Hi OP. You could be describing my life currently. It feels so daunting & not "enough" to break up - I also have a baby amongst other DC. I'm planning the end though, I think I'll feel loads better about finishing it if I have concrete sorted plans (like for childcare, money etc). I find I'm looking forward to being on my own now actually, and truly think it will be easier. I guess you need to try & give it some thought - what to do - but I can tell you it is daunting but you'll 100% be able to do it alone.

unintendedcatlady · 16/02/2016 07:03

Oh. And you're not stupid. It happens.
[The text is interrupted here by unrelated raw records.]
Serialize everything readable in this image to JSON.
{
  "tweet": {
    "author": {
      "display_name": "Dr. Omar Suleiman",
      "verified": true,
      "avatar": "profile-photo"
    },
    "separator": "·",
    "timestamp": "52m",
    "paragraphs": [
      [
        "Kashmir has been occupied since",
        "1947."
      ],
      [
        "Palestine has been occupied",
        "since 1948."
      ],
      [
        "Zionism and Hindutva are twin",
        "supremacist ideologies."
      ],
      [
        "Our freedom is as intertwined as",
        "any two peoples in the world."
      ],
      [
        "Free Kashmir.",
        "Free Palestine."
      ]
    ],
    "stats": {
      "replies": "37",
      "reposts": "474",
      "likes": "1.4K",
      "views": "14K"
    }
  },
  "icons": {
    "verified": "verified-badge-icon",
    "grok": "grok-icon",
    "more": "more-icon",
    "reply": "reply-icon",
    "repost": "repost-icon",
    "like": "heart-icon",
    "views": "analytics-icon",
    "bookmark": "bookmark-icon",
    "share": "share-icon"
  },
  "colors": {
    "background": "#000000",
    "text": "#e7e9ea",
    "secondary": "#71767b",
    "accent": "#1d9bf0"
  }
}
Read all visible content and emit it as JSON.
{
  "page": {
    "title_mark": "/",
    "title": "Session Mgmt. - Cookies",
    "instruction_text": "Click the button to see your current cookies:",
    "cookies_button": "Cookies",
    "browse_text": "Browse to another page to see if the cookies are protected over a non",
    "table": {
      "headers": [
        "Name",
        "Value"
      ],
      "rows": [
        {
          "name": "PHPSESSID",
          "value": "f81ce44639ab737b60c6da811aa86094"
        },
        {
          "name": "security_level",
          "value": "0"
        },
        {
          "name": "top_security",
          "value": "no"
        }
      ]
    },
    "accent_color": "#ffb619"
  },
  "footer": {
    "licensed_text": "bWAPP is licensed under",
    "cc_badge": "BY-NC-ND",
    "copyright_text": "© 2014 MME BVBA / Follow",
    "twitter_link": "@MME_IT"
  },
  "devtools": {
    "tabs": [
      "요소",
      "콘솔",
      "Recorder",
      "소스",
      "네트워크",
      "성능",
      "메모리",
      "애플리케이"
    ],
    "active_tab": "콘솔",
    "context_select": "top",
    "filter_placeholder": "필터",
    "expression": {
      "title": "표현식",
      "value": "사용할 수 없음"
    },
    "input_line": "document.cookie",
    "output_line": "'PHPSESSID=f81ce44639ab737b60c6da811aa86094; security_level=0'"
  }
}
Don't beat yourself up.

Stampynono · 16/02/2016 09:01

I'm not really sure why I have to 'prove it'. I guess because when you are confronting someone you end up going in circles with him saying he didn't lie and me saying yes you did.

I know I could do it on my own. But I would 100% not be able to carry on with my job for which I am on maternity leave at the moment. I spent 5 years studying to qualify and was only in the job for a year before ML.
I just feel so stuck, I know I need to confront this, maybe counselling would work but I don't seem to have the will to do it. He must know our relationship is decling, why doesn't he address it either?

I'm not sure whether this is relevant but I broke off with my ExH for reasons which in hindsight I feel we could have worked on. I miss him a lot and part of me feels like if I was going to put effort in to fix a relationship o should have done more then as the issues were both of ours.

OP posts:
TheNaze73 · 16/02/2016 12:26

I think trust is one of the biggest things in a relationship. Without it, i'd do the Frank Bough.